Hülya Avşar ve nefret objesi olmaya çalışmak
Son günlerde Hülya Avşar'ın iki çıkışı ile karşı karşıya kaldık.
Biri, türkücü İbrahim Tatlıses'e verdiği destekti. Bildiğiniz gibi türkücü İbrahim Tatlıses'e 5 Aralık dünya Kadın Hakları Günü'ne denk gelen Altın Kelebek ödül töreninde 'Yaşam Boyu Onur Ödülü' verildi. Bu da tepkilere yol açtı, çünkü Tatlıses'in hayatı, kadınlara yönelik şiddetle doluydu.
Hülya Avşar çıktı, Tatlıses'e destek açıklaması yaptı ve "Ona onur ödülü değil, onurun onurunun onuru ödülü verilmelidir" dedi.
İkincisi de, ekonomiye yönelik açıklamaları oldu. Türkiye büyük bir ekonomik krizden geçerken, "Gerekirse simit yiyeceğiz" gibi sözler etti. Sıkıntı çeken geniş kitleler, hiç bir zaman 'simite' muhtaç olmayacağını bildikleri birinden gelen bu sözlere tepki gösterdiler.

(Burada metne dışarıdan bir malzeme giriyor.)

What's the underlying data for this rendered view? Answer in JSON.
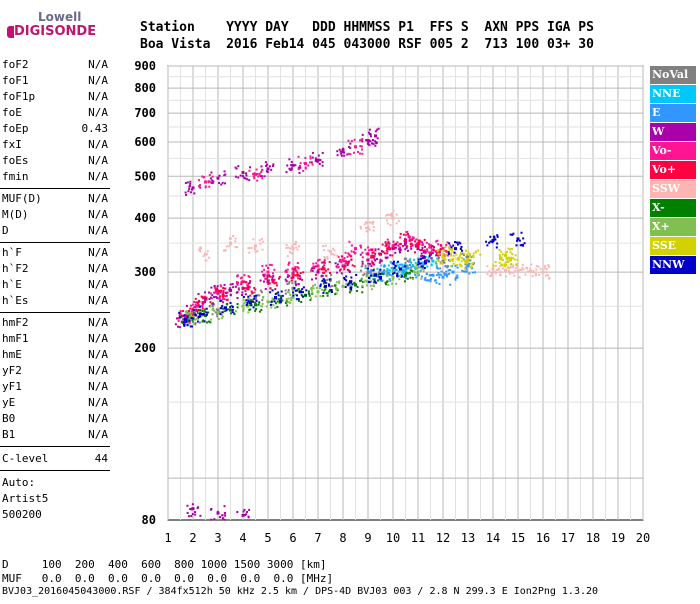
{
  "logo": {
    "line1": "Lowell",
    "line2": "DIGISONDE"
  },
  "header": {
    "line1": "Station    YYYY DAY   DDD HHMMSS P1  FFS S  AXN PPS IGA PS",
    "line2": "Boa Vista  2016 Feb14 045 043000 RSF 005 2  713 100 03+ 30"
  },
  "params": {
    "group1": [
      {
        "name": "foF2",
        "value": "N/A"
      },
      {
        "name": "foF1",
        "value": "N/A"
      },
      {
        "name": "foF1p",
        "value": "N/A"
      },
      {
        "name": "foE",
        "value": "N/A"
      },
      {
        "name": "foEp",
        "value": "0.43"
      },
      {
        "name": "fxI",
        "value": "N/A"
      },
      {
        "name": "foEs",
        "value": "N/A"
      },
      {
        "name": "fmin",
        "value": "N/A"
      }
    ],
    "group2": [
      {
        "name": "MUF(D)",
        "value": "N/A"
      },
      {
        "name": "M(D)",
        "value": "N/A"
      },
      {
        "name": "D",
        "value": "N/A"
      }
    ],
    "group3": [
      {
        "name": "h`F",
        "value": "N/A"
      },
      {
        "name": "h`F2",
        "value": "N/A"
      },
      {
        "name": "h`E",
        "value": "N/A"
      },
      {
        "name": "h`Es",
        "value": "N/A"
      }
    ],
    "group4": [
      {
        "name": "hmF2",
        "value": "N/A"
      },
      {
        "name": "hmF1",
        "value": "N/A"
      },
      {
        "name": "hmE",
        "value": "N/A"
      },
      {
        "name": "yF2",
        "value": "N/A"
      },
      {
        "name": "yF1",
        "value": "N/A"
      },
      {
        "name": "yE",
        "value": "N/A"
      },
      {
        "name": "B0",
        "value": "N/A"
      },
      {
        "name": "B1",
        "value": "N/A"
      }
    ],
    "clevel": {
      "name": "C-level",
      "value": "44"
    },
    "auto": [
      "Auto:",
      "Artist5",
      "500200"
    ]
  },
  "legend": [
    {
      "label": "NoVal",
      "color": "#808080"
    },
    {
      "label": "NNE",
      "color": "#00c8ff"
    },
    {
      "label": "E",
      "color": "#3296ff"
    },
    {
      "label": "W",
      "color": "#aa00aa"
    },
    {
      "label": "Vo-",
      "color": "#ff1493"
    },
    {
      "label": "Vo+",
      "color": "#ff0040"
    },
    {
      "label": "SSW",
      "color": "#ffb4b4"
    },
    {
      "label": "X-",
      "color": "#008000"
    },
    {
      "label": "X+",
      "color": "#80c050"
    },
    {
      "label": "SSE",
      "color": "#d2d200"
    },
    {
      "label": "NNW",
      "color": "#0000c8"
    }
  ],
  "bottom": {
    "d_row": "D     100  200  400  600  800 1000 1500 3000 [km]",
    "muf_row": "MUF   0.0  0.0  0.0  0.0  0.0  0.0  0.0  0.0 [MHz]",
    "footer": "BVJ03_2016045043000.RSF / 384fx512h 50 kHz 2.5 km / DPS-4D BVJ03 003 / 2.8 N 299.3 E Ion2Png 1.3.20"
  },
  "chart_data": {
    "type": "scatter",
    "title": "",
    "xlabel": "",
    "ylabel": "",
    "xlim": [
      1,
      20
    ],
    "ylim": [
      80,
      900
    ],
    "x_ticks": [
      1,
      2,
      3,
      4,
      5,
      6,
      7,
      8,
      9,
      10,
      11,
      12,
      13,
      14,
      15,
      16,
      17,
      18,
      19,
      20
    ],
    "y_ticks": [
      80,
      200,
      300,
      400,
      500,
      600,
      700,
      800,
      900
    ],
    "y_scale": "log",
    "grid": true,
    "legend_position": "right",
    "series": [
      {
        "name": "NoVal",
        "points": [
          [
            2.0,
            235
          ],
          [
            3.0,
            245
          ],
          [
            4.5,
            262
          ],
          [
            6.0,
            275
          ],
          [
            7.5,
            288
          ],
          [
            9.0,
            300
          ],
          [
            10.5,
            310
          ],
          [
            12.0,
            318
          ],
          [
            13.0,
            325
          ]
        ]
      },
      {
        "name": "NNE",
        "points": [
          [
            9.6,
            300
          ],
          [
            10.0,
            305
          ],
          [
            10.4,
            308
          ],
          [
            10.8,
            310
          ],
          [
            11.2,
            315
          ],
          [
            11.6,
            318
          ]
        ]
      },
      {
        "name": "E",
        "points": [
          [
            9.2,
            295
          ],
          [
            9.8,
            298
          ],
          [
            10.4,
            302
          ],
          [
            11.0,
            300
          ],
          [
            11.6,
            295
          ],
          [
            12.0,
            292
          ],
          [
            12.4,
            300
          ],
          [
            13.0,
            310
          ]
        ]
      },
      {
        "name": "W",
        "points": [
          [
            1.6,
            230
          ],
          [
            2.0,
            245
          ],
          [
            2.5,
            260
          ],
          [
            3.0,
            268
          ],
          [
            3.5,
            272
          ],
          [
            4.0,
            275
          ],
          [
            5.0,
            285
          ],
          [
            6.0,
            292
          ],
          [
            7.0,
            300
          ],
          [
            8.0,
            310
          ],
          [
            9.0,
            320
          ],
          [
            9.5,
            330
          ],
          [
            10.0,
            340
          ],
          [
            10.5,
            350
          ],
          [
            11.0,
            340
          ],
          [
            11.5,
            330
          ],
          [
            2.0,
            470
          ],
          [
            3.0,
            495
          ],
          [
            4.0,
            510
          ],
          [
            5.0,
            520
          ],
          [
            6.0,
            530
          ],
          [
            7.0,
            545
          ],
          [
            8.0,
            575
          ],
          [
            9.0,
            605
          ],
          [
            9.3,
            620
          ],
          [
            2.0,
            85
          ],
          [
            3.0,
            83
          ],
          [
            4.0,
            82
          ]
        ]
      },
      {
        "name": "Vo-",
        "points": [
          [
            1.7,
            235
          ],
          [
            2.2,
            250
          ],
          [
            3.0,
            270
          ],
          [
            4.0,
            285
          ],
          [
            5.0,
            300
          ],
          [
            6.0,
            305
          ],
          [
            7.0,
            310
          ],
          [
            8.0,
            320
          ],
          [
            8.5,
            340
          ],
          [
            9.0,
            330
          ],
          [
            10.0,
            345
          ],
          [
            10.8,
            360
          ],
          [
            11.5,
            345
          ],
          [
            12.0,
            340
          ],
          [
            2.5,
            485
          ],
          [
            4.5,
            505
          ],
          [
            6.5,
            535
          ],
          [
            8.5,
            585
          ]
        ]
      },
      {
        "name": "Vo+",
        "points": [
          [
            1.8,
            238
          ],
          [
            2.4,
            255
          ],
          [
            3.2,
            265
          ],
          [
            4.2,
            275
          ],
          [
            5.2,
            285
          ],
          [
            6.2,
            295
          ],
          [
            7.2,
            305
          ],
          [
            8.2,
            315
          ],
          [
            9.2,
            325
          ],
          [
            9.8,
            340
          ],
          [
            10.5,
            355
          ],
          [
            11.0,
            345
          ],
          [
            11.8,
            335
          ]
        ]
      },
      {
        "name": "SSW",
        "points": [
          [
            2.5,
            330
          ],
          [
            3.5,
            350
          ],
          [
            4.5,
            345
          ],
          [
            6.0,
            340
          ],
          [
            7.5,
            335
          ],
          [
            9.0,
            380
          ],
          [
            10.0,
            400
          ],
          [
            14.0,
            305
          ],
          [
            14.5,
            303
          ],
          [
            15.0,
            302
          ],
          [
            15.5,
            301
          ],
          [
            16.0,
            300
          ]
        ]
      },
      {
        "name": "X-",
        "points": [
          [
            1.8,
            232
          ],
          [
            2.5,
            238
          ],
          [
            3.5,
            245
          ],
          [
            4.5,
            252
          ],
          [
            5.5,
            258
          ],
          [
            6.5,
            265
          ],
          [
            7.5,
            272
          ],
          [
            8.5,
            280
          ],
          [
            9.5,
            290
          ],
          [
            10.5,
            295
          ]
        ]
      },
      {
        "name": "X+",
        "points": [
          [
            2.0,
            236
          ],
          [
            3.0,
            242
          ],
          [
            4.0,
            250
          ],
          [
            5.0,
            256
          ],
          [
            6.0,
            262
          ],
          [
            7.0,
            270
          ],
          [
            8.0,
            278
          ],
          [
            9.0,
            285
          ],
          [
            10.0,
            292
          ],
          [
            11.0,
            300
          ]
        ]
      },
      {
        "name": "SSE",
        "points": [
          [
            12.0,
            325
          ],
          [
            12.3,
            330
          ],
          [
            12.6,
            322
          ],
          [
            12.9,
            318
          ],
          [
            13.2,
            326
          ],
          [
            14.3,
            322
          ],
          [
            14.5,
            328
          ],
          [
            14.7,
            320
          ]
        ]
      },
      {
        "name": "NNW",
        "points": [
          [
            1.7,
            233
          ],
          [
            2.3,
            240
          ],
          [
            3.3,
            248
          ],
          [
            4.3,
            255
          ],
          [
            5.3,
            262
          ],
          [
            6.3,
            270
          ],
          [
            7.3,
            278
          ],
          [
            8.3,
            285
          ],
          [
            9.3,
            295
          ],
          [
            10.3,
            305
          ],
          [
            11.3,
            315
          ],
          [
            12.5,
            340
          ],
          [
            14.0,
            355
          ],
          [
            15.0,
            358
          ]
        ]
      }
    ]
  }
}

Bazen insanları anlamak çok zorlaşıyor.
Hülya Avşar gibi, Türkiye'nin son 40 yılında, iyi ya da kötü, pek çok başarıya imza atmış biri niye kendini belli konulara angaje edip, tartışma konusu yapmak ister?
Amaç, gündeme gelmekse, el hak, Hülya Avşar bunu başardı. Hem de bir ay içinde iki kez başardı. Hem Tatlıses sözleriyle, hem de simit sözüyle iki kez gündeme geldi.
Eminim iki sözü de twitter'da en çok tartışılan konular listesine girmiştir.
Peki Hülya Avşar memnun mu bu durumdan?
Gerçi rahmetli Zeki Müren, "Reklamın iyisi kötüsü olmaz" diyordu ama herhalde bundan, 'Toplumun zıddına gidin, damarına basın, kendinizi nefret objesi yapın" anlamını çıkarmıyordu.
Bazı şeyleri tartışmaya gerek yok.
Örneğin bir gazeteci, ekran önünde de, arkasında da, başka yerde de, kendi meslektaşına tokat atmaz. Muharrem Sarıkaya benim de eski iş arkadaşımdı ama yaptığı yerden göğe kadar büyük bir yanlış.
Örneğin Güler Sabancı gibi bir iş kadını, önüne arkasına bakmadan, ekran önünde, başarısı tartışmalı bir siyasetçiyi, kahkahalar atarak savunmaz, sonuçta siyasetçinin başarısızlığı ortaya çıkarsa, bunun Sabancı hanesine de yazılacağını tahmin eder.
Bir işadamı telefonla konuşurken bile, 'milletin bilmem neresine koyacağız' demez.
Ya da eski bir futbolcu, bir şekilde girdiği Türkiye Büyük Millet Meclisi'nde yumruk gösterileri ile gündeme gelmez.
İletişim önemli bir iştir.
Ve toplum önünde olan insanların, iletişimi ciddiye almaları gerekir.
Amerika'da yaşananları unutmayın.
Bir zamanların Hollwood patronu, istediğini bir parmak işaretiyle dünyaca ünlü yıldız yapabilen milyarder yapımcısı Harvey Weinstein'in ne hallere düştüğünü gördük.
Aynı şekilde bir zamanlar, Amerikan Başkanları ve İngiltere Prensleri ile yatıp kalkan, özel adalarda, özel jetlerde dolaşan Jeffrey Esptein'in sonunun nasıl geldiğini hepimiz biliyoruz.
Günümüz iletişim çağı, söylediğiniz her şeye, her davranışınıza dikkat edin, bazı şeylerin faturası ağır olur.